Back to your situation, it sounds like he doesn't want divorce as he has control over you like with heroin. My friend's boyfriend also nearly killed himself to prove to her that he loves her (which he never did, as he told us, he was using her for a place to live). He makes you feel like shit so that you have low self-esteem/confidence in yourself to then get involved with anyone else.
I also worked at One Stop and I quite liked a girl in the Post Office within the shop. Even she had said to me if she was 10 years younger or I was 10 years older, then I was in for a chance. She had a couple of adorable kids, and she had such a low self-esteem/confidence in herself, and I found out that it was due to being bullied, and by accident, found out that it was her husband that was bullying her. She had a thing for men in uniform, he was in the army stationed at the barracks opposite the shop, which is now closed down. So this is becoming a regular find for me, husband bullying wives.
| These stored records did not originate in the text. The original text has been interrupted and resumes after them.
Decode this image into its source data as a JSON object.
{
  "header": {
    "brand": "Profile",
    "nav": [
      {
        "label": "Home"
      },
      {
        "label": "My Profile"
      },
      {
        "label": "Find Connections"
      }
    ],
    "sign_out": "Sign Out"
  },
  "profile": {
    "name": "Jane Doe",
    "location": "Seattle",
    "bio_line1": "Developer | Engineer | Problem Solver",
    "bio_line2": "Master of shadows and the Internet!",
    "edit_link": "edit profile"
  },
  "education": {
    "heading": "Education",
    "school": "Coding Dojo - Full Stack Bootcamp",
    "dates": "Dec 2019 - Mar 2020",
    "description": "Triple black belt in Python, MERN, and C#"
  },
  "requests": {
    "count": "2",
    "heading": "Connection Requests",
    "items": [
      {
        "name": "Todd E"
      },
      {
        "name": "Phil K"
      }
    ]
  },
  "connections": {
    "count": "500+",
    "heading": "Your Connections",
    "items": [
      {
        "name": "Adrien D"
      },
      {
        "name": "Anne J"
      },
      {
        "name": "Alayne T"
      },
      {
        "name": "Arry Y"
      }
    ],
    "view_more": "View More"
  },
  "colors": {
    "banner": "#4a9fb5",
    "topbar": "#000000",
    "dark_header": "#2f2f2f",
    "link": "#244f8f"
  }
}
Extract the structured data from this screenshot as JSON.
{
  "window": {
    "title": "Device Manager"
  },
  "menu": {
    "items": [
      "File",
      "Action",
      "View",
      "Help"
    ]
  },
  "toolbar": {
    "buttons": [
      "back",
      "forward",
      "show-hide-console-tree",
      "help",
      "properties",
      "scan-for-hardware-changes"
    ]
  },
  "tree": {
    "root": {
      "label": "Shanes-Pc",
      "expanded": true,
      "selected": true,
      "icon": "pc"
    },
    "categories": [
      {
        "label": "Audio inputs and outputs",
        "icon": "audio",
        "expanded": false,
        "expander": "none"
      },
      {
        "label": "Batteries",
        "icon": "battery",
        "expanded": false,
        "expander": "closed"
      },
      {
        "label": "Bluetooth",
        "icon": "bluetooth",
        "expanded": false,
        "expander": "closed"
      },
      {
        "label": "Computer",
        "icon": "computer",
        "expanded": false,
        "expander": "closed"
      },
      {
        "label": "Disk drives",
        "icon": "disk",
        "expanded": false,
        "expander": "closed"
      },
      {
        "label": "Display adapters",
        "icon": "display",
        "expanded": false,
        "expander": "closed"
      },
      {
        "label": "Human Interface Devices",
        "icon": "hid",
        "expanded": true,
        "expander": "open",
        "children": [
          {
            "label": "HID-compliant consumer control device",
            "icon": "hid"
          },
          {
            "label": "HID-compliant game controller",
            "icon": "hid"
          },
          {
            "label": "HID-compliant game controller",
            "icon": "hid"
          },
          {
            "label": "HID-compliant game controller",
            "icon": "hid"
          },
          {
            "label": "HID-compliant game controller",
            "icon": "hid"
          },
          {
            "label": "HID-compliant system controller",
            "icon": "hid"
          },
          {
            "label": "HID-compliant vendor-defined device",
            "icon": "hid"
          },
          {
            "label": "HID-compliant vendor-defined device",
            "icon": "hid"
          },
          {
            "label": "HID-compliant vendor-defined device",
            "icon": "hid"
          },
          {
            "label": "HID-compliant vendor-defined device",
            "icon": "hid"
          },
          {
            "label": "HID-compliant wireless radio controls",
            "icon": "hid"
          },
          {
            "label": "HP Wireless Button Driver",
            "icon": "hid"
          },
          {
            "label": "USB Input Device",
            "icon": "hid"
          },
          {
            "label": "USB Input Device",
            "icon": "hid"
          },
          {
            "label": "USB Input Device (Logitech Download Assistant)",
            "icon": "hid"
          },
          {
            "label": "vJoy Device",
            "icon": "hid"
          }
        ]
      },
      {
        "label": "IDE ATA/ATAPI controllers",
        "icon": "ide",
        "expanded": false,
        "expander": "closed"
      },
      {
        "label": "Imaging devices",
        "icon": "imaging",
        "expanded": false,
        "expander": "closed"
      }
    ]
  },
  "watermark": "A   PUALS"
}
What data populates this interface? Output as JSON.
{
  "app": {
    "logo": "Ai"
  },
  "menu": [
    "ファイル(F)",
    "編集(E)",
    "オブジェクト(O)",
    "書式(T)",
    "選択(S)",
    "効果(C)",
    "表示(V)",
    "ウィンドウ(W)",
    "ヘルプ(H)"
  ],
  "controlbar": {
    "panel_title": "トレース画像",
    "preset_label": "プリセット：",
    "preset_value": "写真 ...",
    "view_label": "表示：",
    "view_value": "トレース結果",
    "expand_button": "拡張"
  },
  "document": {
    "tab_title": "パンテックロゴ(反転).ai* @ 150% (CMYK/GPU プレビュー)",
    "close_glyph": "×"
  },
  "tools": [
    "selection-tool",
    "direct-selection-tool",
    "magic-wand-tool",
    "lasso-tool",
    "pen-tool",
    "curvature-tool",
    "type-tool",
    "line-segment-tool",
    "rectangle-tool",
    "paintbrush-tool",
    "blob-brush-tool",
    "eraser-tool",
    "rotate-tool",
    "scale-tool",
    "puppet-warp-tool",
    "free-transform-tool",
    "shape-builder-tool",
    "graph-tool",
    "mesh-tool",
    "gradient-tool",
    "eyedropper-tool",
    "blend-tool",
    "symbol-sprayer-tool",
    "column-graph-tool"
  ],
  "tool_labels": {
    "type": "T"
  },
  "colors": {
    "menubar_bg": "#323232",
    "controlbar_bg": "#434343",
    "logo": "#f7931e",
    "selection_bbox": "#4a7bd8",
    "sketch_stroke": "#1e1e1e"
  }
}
Don't go bullying yourself over this, as he will win the battle. I would suggest reverse psychology, but it may turn out to be a bit dangerous. Seek professional help as this is a form of bullying which is psychological, and these days, it is a criminal offence. Try your local Citizens Advice Bureau, to get advice as to what to do. No woman should ever endure this kind of behavior.
Hope you get through this as safely and painlessly as possible.0
Most Helpful Girl
... He's an a**hole 98% of the time and makes me feel like sh*t...
There is not Only going to always be a full circle problem pattern with this loser in life who is causing you strife here, dear, but Now he has come up with a New strategy to add to his Long list Of... He won't divorce me.
You have Definitely done the right thing by unloading him. Don't let him near you, don't Read his Tiring texts or hear his sweet Nothings in your own ear. He is trying to mistake all your kindness as always for Weakness, which he knows this time around, he can't get to Fold with him being this Bold.
Talk to your lawyer. Start the paperwork.. I think you will find there is a way around this jerk. This is just another way today to get to your heart and if you take him Back... He will only continue the same pattern and Only get worse as he gets Older and More Bolder.
Tell him to Go ahead and do as he must do.. Tell him you have your own lawyer taking care of your own Business... Is all you Need to say.